Eric Hunt appears in court in Somerville, N.J., on Tuesday for charges that he roughed up Holocaust scholar Elie Wiesel.
Eric Hunt appears in court in Somerville, N.J., on Tuesday for charges that he roughed up Holocaust scholar Elie Wiesel.Mike Derer / AP
/ Source: The Associated Press

A man accused of roughing up Nobel laureate and Holocaust scholar Elie Wiesel at a San Francisco hotel this month was denied bail Tuesday despite his lawyer's contention that the suspect needs mental help.

Judge Robert Reed denied a request to move Eric Hunt, 22, to a psychiatric or medical facility so he can continue an unspecified regimen of medication he was taking before his arrest Saturday at a behavioral health clinic.

Defense attorney James Addis said Hunt is not a flight risk or a danger to people. He did not know what Hunt was specifically being treated for at the Carrier Clinic, a psychiatric and addiction treatment center.

"I think this is a medical problem, judge," Addis said. "I am concerned for his mental well-being."

Hunt faces charges in California including attempted kidnapping, false imprisonment, elder abuse, stalking, battery and the commission of a hate crime, according to San Francisco police.

Hunt is accused of accosting Wiesel, 78, outside a Feb. 1 peace forum at the Argent Hotel. Police said Wiesel was approached in the lobby by a white man in his 20s who asked for an interview.

Police: Man dragged Wiesel
Authorities said that Wiesel agreed to talk in the lobby, but that the man insisted the interview be conducted in a hotel room and got into the elevator with Wiesel. Once on the sixth floor, the suspect dragged Wiesel from the elevator, police said.

Wiesel began yelling, and the suspect ran away, police said.

Police have said they were aware that a man claimed responsibility for the attack on an anti-Semitic Web site registered in Australia.

In a posting, a man identifying himself as Hunt claimed responsibility for the attack, saying he wanted to force Wiesel to admit that his book "Night," an account of his time at a Nazi concentration camp, was fiction.

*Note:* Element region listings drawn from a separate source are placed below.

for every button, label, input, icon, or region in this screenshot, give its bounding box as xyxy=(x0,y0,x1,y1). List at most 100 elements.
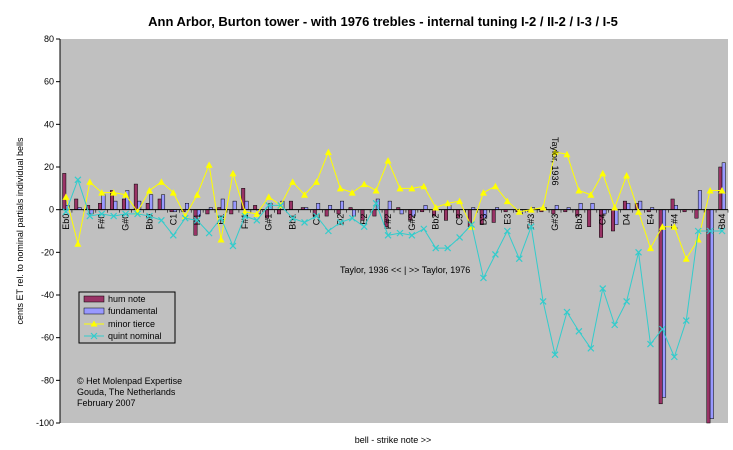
marker-quint-nominal-C2 xyxy=(313,212,320,220)
marker-quint-nominal-G0 xyxy=(110,212,118,220)
marker-quint-nominal-Bb0 xyxy=(146,212,153,220)
x-tick-label: D4 xyxy=(622,214,632,226)
legend-swatch-hum-note xyxy=(83,295,105,303)
marker-quint-nominal-Bb4 xyxy=(718,227,726,235)
bar-fundamental-F4 xyxy=(662,209,667,398)
bar-hum-note-Bb1 xyxy=(288,200,293,210)
bar-hum-note-B0 xyxy=(157,198,162,210)
marker-quint-nominal-D2 xyxy=(336,219,344,226)
bar-fundamental-F1 xyxy=(232,200,237,210)
bar-hum-note-F#4 xyxy=(670,198,675,210)
bar-fundamental-B0 xyxy=(161,194,166,210)
x-tick-label: Bb4 xyxy=(717,214,727,230)
marker-quint-nominal-B2 xyxy=(444,244,452,252)
marker-quint-nominal-Eb0 xyxy=(62,208,70,216)
marker-quint-nominal-F#0 xyxy=(98,210,106,218)
bar-hum-note-D4 xyxy=(622,200,627,210)
x-tick-label: F#1 xyxy=(240,214,250,230)
marker-minor-tierce-F3 xyxy=(515,208,523,215)
marker-minor-tierce-C#1 xyxy=(181,212,189,220)
x-tick-label: G#3 xyxy=(550,214,560,231)
marker-minor-tierce-F#1 xyxy=(241,208,249,215)
marker-minor-tierce-G0 xyxy=(110,189,118,196)
y-tick-label: 20 xyxy=(44,162,54,172)
marker-quint-nominal-Eb2 xyxy=(348,214,356,222)
bar-fundamental-G2 xyxy=(399,209,404,215)
bar-hum-note-A0 xyxy=(133,183,138,210)
marker-quint-nominal-G1 xyxy=(253,216,261,224)
marker-quint-nominal-B3 xyxy=(587,344,595,352)
x-tick-label: Eb0 xyxy=(61,214,71,230)
marker-quint-nominal-F1 xyxy=(229,242,237,250)
x-tick-label: E2 xyxy=(359,214,369,225)
bar-fundamental-A2 xyxy=(423,205,428,210)
marker-quint-nominal-F0 xyxy=(86,212,94,220)
bar-fundamental-C4 xyxy=(602,209,607,215)
x-tick-label: G#1 xyxy=(264,214,274,231)
bar-hum-note-Eb1 xyxy=(205,209,210,215)
line-minor-tierce xyxy=(65,150,723,260)
bar-hum-note-A1 xyxy=(277,209,281,215)
y-tick-label: 60 xyxy=(44,77,54,87)
bar-hum-note-F#0 xyxy=(98,203,102,210)
bar-hum-note-B2 xyxy=(444,209,448,221)
bar-hum-note-C#4 xyxy=(611,209,615,232)
marker-quint-nominal-G#4 xyxy=(694,227,702,235)
bar-hum-note-F1 xyxy=(229,209,234,215)
x-tick-label: Bb3 xyxy=(574,214,584,230)
marker-quint-nominal-E4 xyxy=(647,340,654,348)
x-tick-label: E3 xyxy=(502,214,512,225)
legend-label-minor-tierce: minor tierce xyxy=(108,319,155,329)
marker-minor-tierce-B3 xyxy=(587,191,595,198)
marker-minor-tierce-C4 xyxy=(599,169,607,177)
y-axis-label: cents ET rel. to nominal partials indivi… xyxy=(15,137,25,324)
legend: hum note fundamental minor tierce quint … xyxy=(78,291,176,344)
x-tick-label: C4 xyxy=(598,214,608,226)
bar-hum-note-G1 xyxy=(253,205,258,210)
marker-quint-nominal-Eb4 xyxy=(635,248,642,256)
marker-quint-nominal-F#2 xyxy=(384,231,392,239)
marker-quint-nominal-A3 xyxy=(563,308,571,316)
marker-minor-tierce-Bb1 xyxy=(289,178,297,185)
marker-minor-tierce-G#1 xyxy=(265,193,273,200)
marker-minor-tierce-G2 xyxy=(396,184,404,192)
marker-minor-tierce-F1 xyxy=(229,169,237,177)
credit-line-2: Gouda, The Netherlands xyxy=(77,387,176,397)
marker-minor-tierce-A0 xyxy=(134,208,142,215)
marker-quint-nominal-F#3 xyxy=(527,223,535,231)
bar-fundamental-F#0 xyxy=(101,194,106,210)
plot-area xyxy=(60,39,728,423)
bar-fundamental-C#1 xyxy=(185,203,189,210)
marker-quint-nominal-B1 xyxy=(301,219,308,226)
bar-fundamental-D4 xyxy=(626,203,631,210)
bar-fundamental-G0 xyxy=(113,200,118,210)
x-tick-label: D1 xyxy=(192,214,202,226)
bar-fundamental-F#1 xyxy=(244,200,249,210)
x-tick-label: F#3 xyxy=(526,214,536,230)
marker-minor-tierce-A4 xyxy=(706,186,714,194)
marker-minor-tierce-E3 xyxy=(503,197,511,205)
legend-marker-minor-tierce xyxy=(90,320,98,327)
bar-hum-note-F2 xyxy=(372,209,377,217)
marker-minor-tierce-C#2 xyxy=(324,148,332,156)
bar-fundamental-G#4 xyxy=(697,190,702,210)
marker-quint-nominal-D3 xyxy=(480,274,487,282)
bar-hum-note-F4 xyxy=(658,209,663,405)
x-tick-label: Bb2 xyxy=(431,214,441,230)
bar-hum-note-G#3 xyxy=(551,209,556,215)
marker-quint-nominal-C#1 xyxy=(181,214,189,222)
x-axis-label: bell - strike note >> xyxy=(355,435,432,445)
credit-line-3: February 2007 xyxy=(77,398,136,408)
marker-quint-nominal-G2 xyxy=(396,229,404,237)
x-tick-label: Bb0 xyxy=(144,214,154,230)
marker-minor-tierce-B0 xyxy=(157,178,165,185)
marker-quint-nominal-Bb2 xyxy=(432,244,440,252)
marker-quint-nominal-C#2 xyxy=(324,227,332,235)
bar-fundamental-D2 xyxy=(340,200,344,210)
bar-fundamental-G#3 xyxy=(554,205,559,210)
marker-minor-tierce-E0 xyxy=(74,240,82,247)
marker-minor-tierce-F2 xyxy=(372,186,380,194)
y-tick-label: -20 xyxy=(41,247,54,257)
x-tick-label: C3 xyxy=(455,214,465,226)
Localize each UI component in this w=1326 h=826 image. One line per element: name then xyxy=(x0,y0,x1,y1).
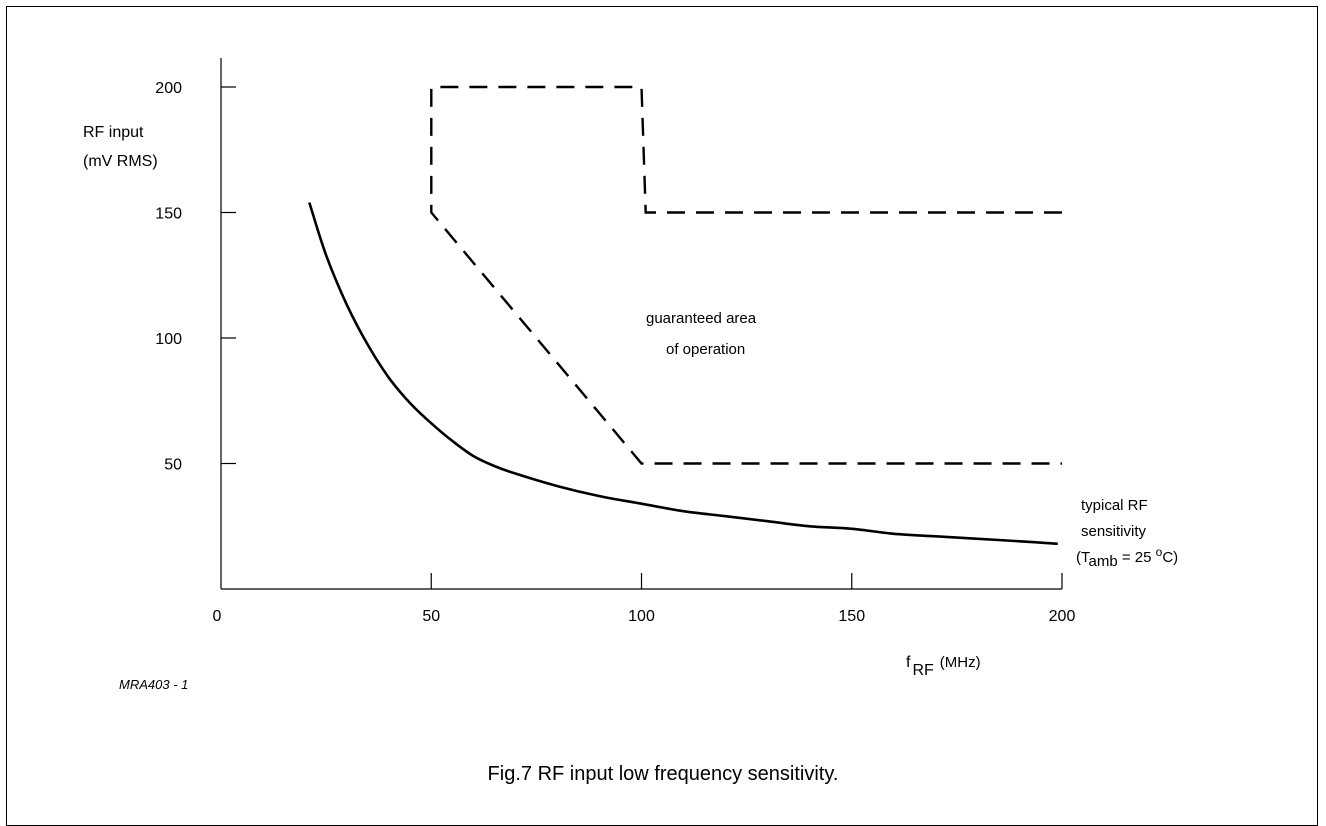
condition-superscript: o xyxy=(1156,545,1163,559)
condition-middle: = 25 xyxy=(1118,549,1156,566)
guaranteed-area-label-line2: of operation xyxy=(666,341,745,358)
x-ticks: 0 50 100 150 200 xyxy=(213,573,1076,625)
y-tick-label: 150 xyxy=(155,206,182,223)
x-tick-label: 200 xyxy=(1049,608,1076,625)
y-tick-label: 200 xyxy=(155,80,182,97)
x-tick-label: 50 xyxy=(422,608,440,625)
y-axis-label-line2: (mV RMS) xyxy=(83,153,158,170)
typical-curve-label-line2: sensitivity xyxy=(1081,523,1147,540)
condition-suffix: C) xyxy=(1162,549,1178,566)
x-axis-label-sub: RF xyxy=(912,662,934,679)
x-tick-label: 150 xyxy=(838,608,865,625)
x-axis-label-unit: (MHz) xyxy=(940,654,981,671)
typical-curve-label-line1: typical RF xyxy=(1081,497,1148,514)
figure-frame xyxy=(6,6,1318,826)
figure-caption: Fig.7 RF input low frequency sensitivity… xyxy=(488,763,839,785)
figure-code: MRA403 - 1 xyxy=(119,677,188,692)
x-axis-label: f RF (MHz) xyxy=(906,654,981,679)
y-axis-label-line1: RF input xyxy=(83,124,144,141)
condition-prefix: (T xyxy=(1076,549,1090,566)
condition-subscript: amb xyxy=(1089,553,1118,570)
series-layer xyxy=(308,85,1062,546)
x-axis-label-main: f xyxy=(906,654,911,671)
y-ticks: 50 100 150 200 xyxy=(155,80,236,474)
typical-sensitivity-curve xyxy=(308,202,1058,546)
y-tick-label: 100 xyxy=(155,331,182,348)
guaranteed-operation-boundary xyxy=(430,85,1062,465)
y-tick-label: 50 xyxy=(164,457,182,474)
x-tick-label: 100 xyxy=(628,608,655,625)
x-tick-label: 0 xyxy=(213,608,222,625)
guaranteed-area-label-line1: guaranteed area xyxy=(646,310,757,327)
typical-curve-condition: (Tamb = 25 oC) xyxy=(1076,545,1178,570)
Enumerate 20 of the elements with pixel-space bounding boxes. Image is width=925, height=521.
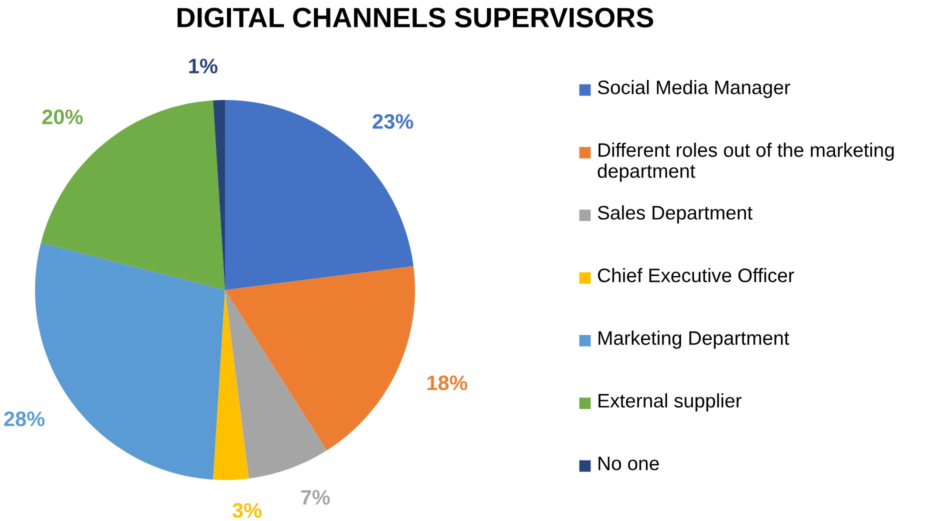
legend-label: External supplier (598, 393, 742, 412)
data-label: 28% (4, 412, 45, 426)
pie-slice (40, 100, 225, 290)
data-label: 23% (372, 114, 414, 129)
pie-slice (213, 290, 249, 480)
legend-label: No one (598, 456, 659, 470)
legend-label: Different roles out of the marketing department (598, 142, 894, 182)
legend-label: Chief Executive Officer (598, 268, 794, 282)
legend-label: Social Media Manager (598, 80, 790, 98)
pie-slice (225, 290, 327, 478)
data-label: 3% (232, 503, 262, 518)
chart-title: DIGITAL CHANNELS SUPERVISORS (178, 8, 654, 28)
legend-label: Sales Department (598, 205, 752, 224)
pie-slice (225, 100, 414, 290)
data-label: 7% (301, 490, 330, 505)
pie-slice (225, 266, 415, 450)
data-label: 20% (42, 110, 83, 124)
data-label: 1% (189, 58, 218, 74)
legend-label: Marketing Department (598, 330, 790, 349)
data-label: 18% (427, 375, 468, 390)
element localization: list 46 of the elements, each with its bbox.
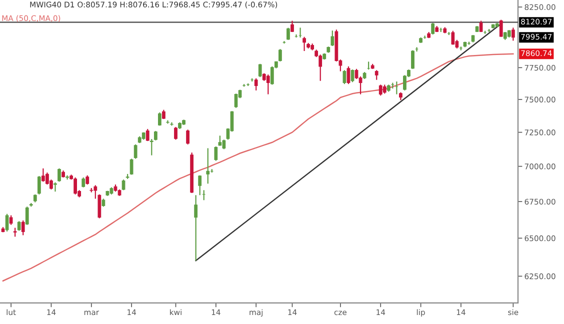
candlestick xyxy=(46,172,49,186)
candlestick xyxy=(254,78,258,91)
candlestick xyxy=(378,84,382,96)
candlestick xyxy=(9,214,13,226)
candlestick xyxy=(186,129,190,145)
candlestick xyxy=(37,176,41,195)
candlestick xyxy=(330,30,334,47)
candlestick xyxy=(411,50,414,70)
candlestick xyxy=(354,68,358,80)
candlestick xyxy=(25,206,29,226)
candlestick xyxy=(86,174,90,186)
candlestick xyxy=(266,74,270,95)
candlestick xyxy=(21,220,25,236)
candlestick xyxy=(174,126,178,140)
candlestick xyxy=(286,27,290,40)
candlestick xyxy=(270,66,274,86)
candlestick xyxy=(342,70,346,85)
candlestick xyxy=(194,194,198,262)
candlestick xyxy=(158,112,162,126)
candlestick xyxy=(41,168,45,182)
candlestick xyxy=(346,66,350,85)
candlestick xyxy=(54,182,57,192)
candlestick xyxy=(130,158,134,176)
candlestick xyxy=(374,70,378,80)
candlestick xyxy=(82,176,86,188)
candlestick xyxy=(302,36,306,52)
candlestick xyxy=(451,30,455,46)
candlestick xyxy=(198,174,202,196)
candlestick xyxy=(499,19,503,38)
candlestick xyxy=(154,130,158,141)
candlestick xyxy=(511,27,515,42)
candlestick xyxy=(431,22,435,35)
candlestick xyxy=(214,146,218,162)
candlestick xyxy=(146,128,150,142)
candlestick xyxy=(278,48,282,62)
candlestick xyxy=(17,220,21,232)
candlestick xyxy=(218,135,222,146)
candlestick xyxy=(258,63,262,78)
line-series xyxy=(2,53,514,282)
candlestick xyxy=(150,138,154,156)
candlestick xyxy=(206,148,210,184)
candlestick xyxy=(134,144,138,160)
candlestick xyxy=(5,213,9,232)
candlestick xyxy=(74,176,78,195)
candlestick xyxy=(58,168,61,182)
candlestick xyxy=(222,139,226,150)
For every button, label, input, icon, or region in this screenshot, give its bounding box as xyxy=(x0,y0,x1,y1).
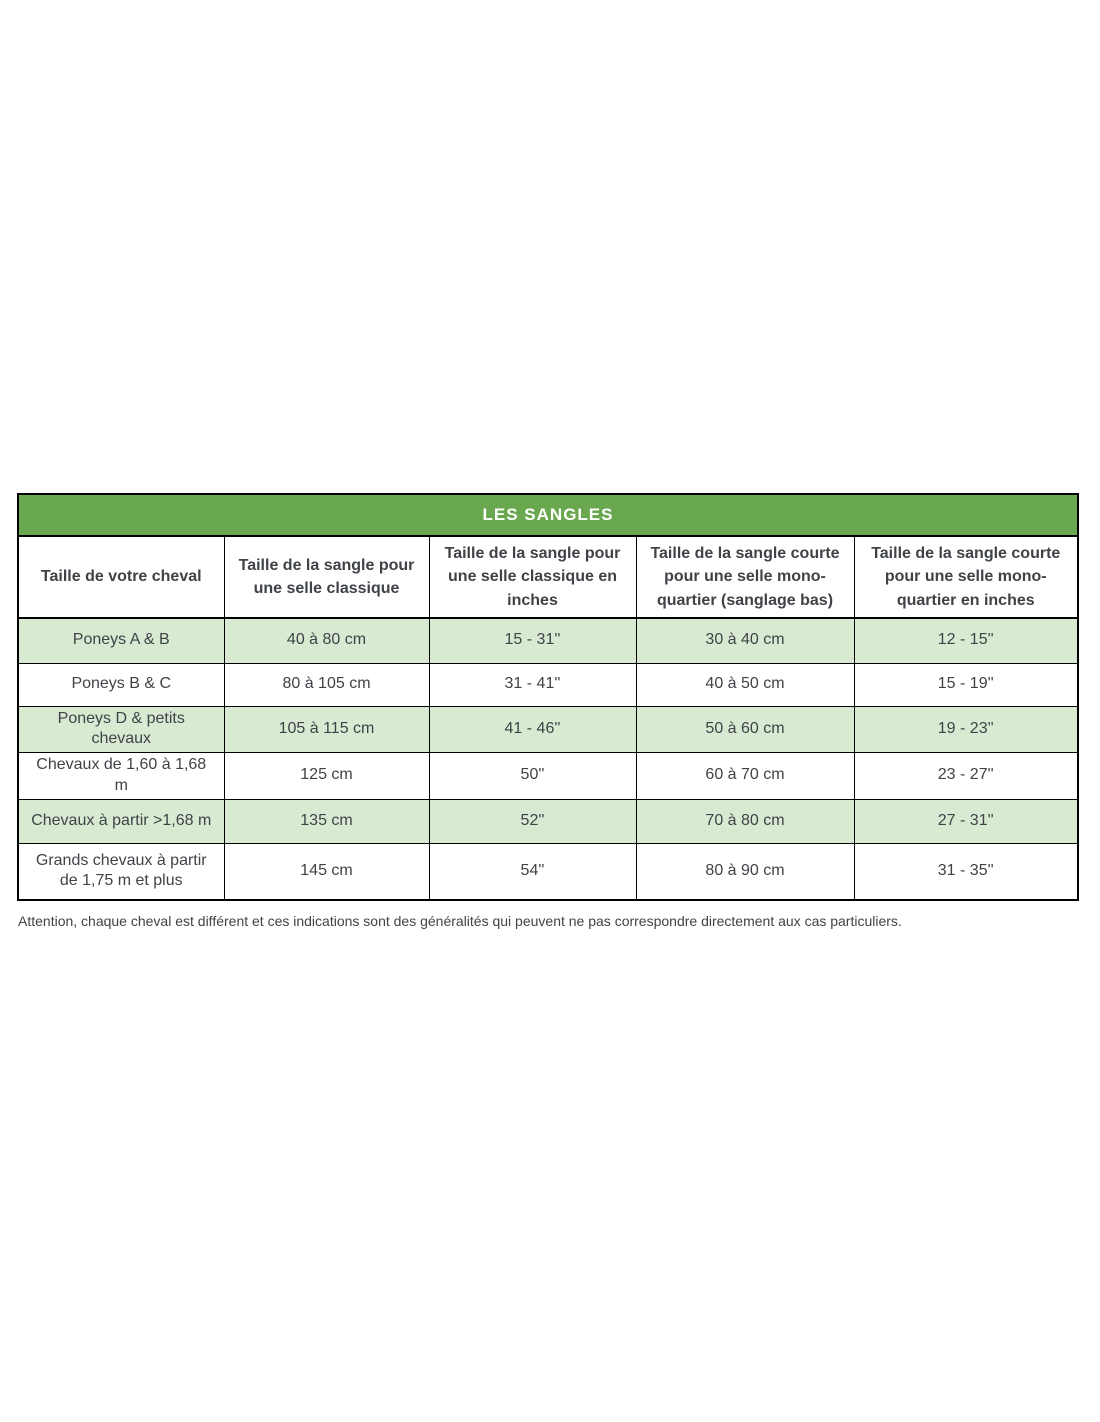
column-header-classic-girth-inches: Taille de la sangle pour une selle class… xyxy=(428,535,637,619)
caution-footnote: Attention, chaque cheval est différent e… xyxy=(18,913,902,929)
cell-horse-size: Poneys B & C xyxy=(17,662,225,707)
cell-short-girth-inches: 23 - 27'' xyxy=(853,752,1079,800)
cell-classic-girth-cm: 105 à 115 cm xyxy=(223,705,430,754)
cell-short-girth-cm: 50 à 60 cm xyxy=(635,705,855,754)
cell-classic-girth-inches: 31 - 41'' xyxy=(428,662,637,707)
cell-horse-size: Poneys D & petits chevaux xyxy=(17,705,225,754)
table-title: LES SANGLES xyxy=(17,493,1079,537)
cell-horse-size: Chevaux à partir >1,68 m xyxy=(17,798,225,844)
cell-short-girth-inches: 12 - 15'' xyxy=(853,617,1079,664)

"I had planned on ... getting Wiesel into my custody, with a cornered Wiesel finally forced to state the truth on videotape ... exposing the 'Pope of the Holocaust religion' for being nothing but a genocidal liar," the posting read.

Addis called his client a quiet young man who edited his high school newspaper and had not shown any violent or anti-Semitic tendencies or opinions.

Hunt, who did not speak during the five-minute hearing, was being treated at the Carrier Clinic when New Jersey authorities arrested him on the request of police in San Francisco.

Hunt still must be formally arraigned, but no hearing date was immediately set.

Wiesel, who survived the Nazi death camps at Auschwitz and Buchenwald during World War II, couldn't immediately be reached for comment Tuesday.

He told the Italian newspaper Corriere della Sera this month that he hadn't been so fearful for his life since just before World War II ended.

"Every time I make a speech somewhere in the world, there is a group of (Holocaust) deniers in that place waiting for me," he said. "Until today, they used words. Now they have switched to violence."